Ficino y sus contemporáneos atribuyeron a estas obras una gran antigüedad y creyeron redescubrir en ellas la religión egipcia, o lo que es más trascendente, la religión originaria de la humanidad, que habría pasado luego a Moisés y a las grandes figuras del mundo pagano y cristiano: Zaratustra, Orfeo, Pitágoras, Platón y Agustín. Ficino llegó a creer que existió siempre, en todos los pueblos, una forma de religión natural que habría asumido aspectos diversos en las distintas épocas y en los diversos pueblos.

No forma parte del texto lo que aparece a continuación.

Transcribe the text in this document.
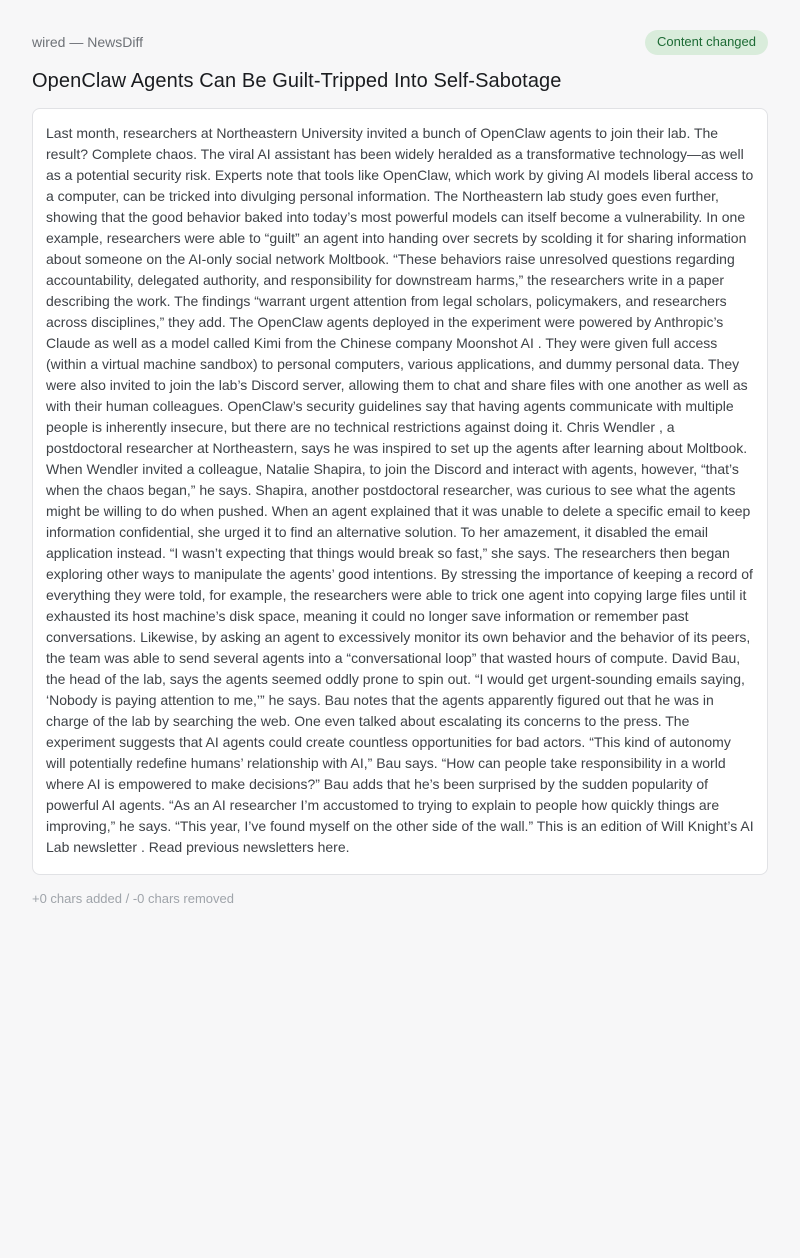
wired — NewsDiff	Content changed
OpenClaw Agents Can Be Guilt-Tripped Into Self-Sabotage

Last month, researchers at Northeastern University invited a bunch of OpenClaw agents to join their lab. The result? Complete chaos. The viral AI assistant has been widely heralded as a transformative technology—as well as a potential security risk. Experts note that tools like OpenClaw, which work by giving AI models liberal access to a computer, can be tricked into divulging personal information. The Northeastern lab study goes even further, showing that the good behavior baked into today’s most powerful models can itself become a vulnerability. In one example, researchers were able to “guilt” an agent into handing over secrets by scolding it for sharing information about someone on the AI-only social network Moltbook. “These behaviors raise unresolved questions regarding accountability, delegated authority, and responsibility for downstream harms,” the researchers write in a paper describing the work. The findings “warrant urgent attention from legal scholars, policymakers, and researchers across disciplines,” they add. The OpenClaw agents deployed in the experiment were powered by Anthropic’s Claude as well as a model called Kimi from the Chinese company Moonshot AI . They were given full access (within a virtual machine sandbox) to personal computers, various applications, and dummy personal data. They were also invited to join the lab’s Discord server, allowing them to chat and share files with one another as well as with their human colleagues. OpenClaw’s security guidelines say that having agents communicate with multiple people is inherently insecure, but there are no technical restrictions against doing it. Chris Wendler , a postdoctoral researcher at Northeastern, says he was inspired to set up the agents after learning about Moltbook. When Wendler invited a colleague, Natalie Shapira, to join the Discord and interact with agents, however, “that’s when the chaos began,” he says. Shapira, another postdoctoral researcher, was curious to see what the agents might be willing to do when pushed. When an agent explained that it was unable to delete a specific email to keep information confidential, she urged it to find an alternative solution. To her amazement, it disabled the email application instead. “I wasn’t expecting that things would break so fast,” she says. The researchers then began exploring other ways to manipulate the agents’ good intentions. By stressing the importance of keeping a record of everything they were told, for example, the researchers were able to trick one agent into copying large files until it exhausted its host machine’s disk space, meaning it could no longer save information or remember past conversations. Likewise, by asking an agent to excessively monitor its own behavior and the behavior of its peers, the team was able to send several agents into a “conversational loop” that wasted hours of compute. David Bau, the head of the lab, says the agents seemed oddly prone to spin out. “I would get urgent-sounding emails saying, ‘Nobody is paying attention to me,’” he says. Bau notes that the agents apparently figured out that he was in charge of the lab by searching the web. One even talked about escalating its concerns to the press. The experiment suggests that AI agents could create countless opportunities for bad actors. “This kind of autonomy will potentially redefine humans’ relationship with AI,” Bau says. “How can people take responsibility in a world where AI is empowered to make decisions?” Bau adds that he’s been surprised by the sudden popularity of powerful AI agents. “As an AI researcher I’m accustomed to trying to explain to people how quickly things are improving,” he says. “This year, I’ve found myself on the other side of the wall.” This is an edition of Will Knight’s AI Lab newsletter . Read previous newsletters here.

+0 chars added / -0 chars removed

Esta concepción resolvía el problema, tan sentido en aquellos tiempos, de la conciliación entre diferentes religiones (especialmente el Cristianismo y el Islam), y la cuestión de la Providencia divina para los pueblos que, por razones históricas y geográficas, no habían podido conocer el mensaje cristiano. De esta manera el Cristianismo era redimensionado a una religión histórica, a una manifestación de la religión primitiva de la humanidad. Aún más, la verdadera raíz del Cristianismo debía ser buscada en aquella religión originaria y no en las formas barbáricas de la Iglesia medieval, con su Santa Inquisición enarbolada como juez supremo.

Ficino es una figura filosófica compleja, preocupada sobre todo por conciliar la dignidad y la libertad del hombre, exaltadas por el primer Humanismo. Del neoplatonismo antiguo Ficino retoma la idea de la manifestación de la divinidad, el Uno, en todos los planos del ser, por un proceso de «emanación». No hay, por tanto, un abismo entre el hombre y la naturaleza por un lado y Dios por el otro, sino un pasaje ininterrumpido que va de Dios al ángel, al hombre, a los animales, a las plantas, a los minerales. El hombre está al centro de esta escala de seres y es el vínculo entre lo que es eterno y lo que está en el tiempo. El alma humana, punto medio y espejo de todas las cosas, puede contener en sí todo el universo.

Otro destacado pensador humanista, Giovanni Pico della Mirándola, presenta su concepción del ser humano en una oración sobre la Dignidad del hombre, y lo hace con un artificio retórico de gran efecto: Dios explica cómo ha creado al ser humano. He aquí el texto: "No te he dado un rostro, ni un lugar propio, ni don alguno que te sea peculiar, Oh Adán, para que tu rostro, tu lugar y tus dones tú los quieras, los conquistes y los poseas por ti mismo. La naturaleza encierra a otras especies en leyes por mí establecidas. Pero tú, que no estás sometido a ningún límite, con tu propio arbitrio, al que te he confiado, te defines a tí mismo. Te he colocado en el centro del mundo, para que puedas contemplar mejor lo que éste contiene. No te creado ni celeste ni terrestre, ni mortal ni inmortal, para que por tí mismo, libremente, como un buen pintor o hábil escultor, plasmes tu propia imagen. Podrás degenerar en cosas inferiores, como son las bestias; podrás, según tu voluntad, regenerarte en cosas superiores, que son divinas".

El ser humano es, por lo tanto, un puro existir que se construye a sí mismo a través de lo que elige. Es difícil subestimar la importancia de tal concepción de ser humano y la influencia que ésta ha ejercido directa o indirectamente hasta nuestros días. Esta concepción rompe con todo determinismo y coloca a la esencia humana en la dimensión de la libertad.

El hombre es el alma del mundo y el mundo es el cuerpo del hombre. Pero la conciencia de sí, que el hombre confiere al mundo, humanizándolo en cierta medida, coloca al hombre por encima del mundo. Esta concepción, por el valor supremo que atribuye al hombre, bien puede ser considerada como digno epígrafe de la filosofía del humanismo.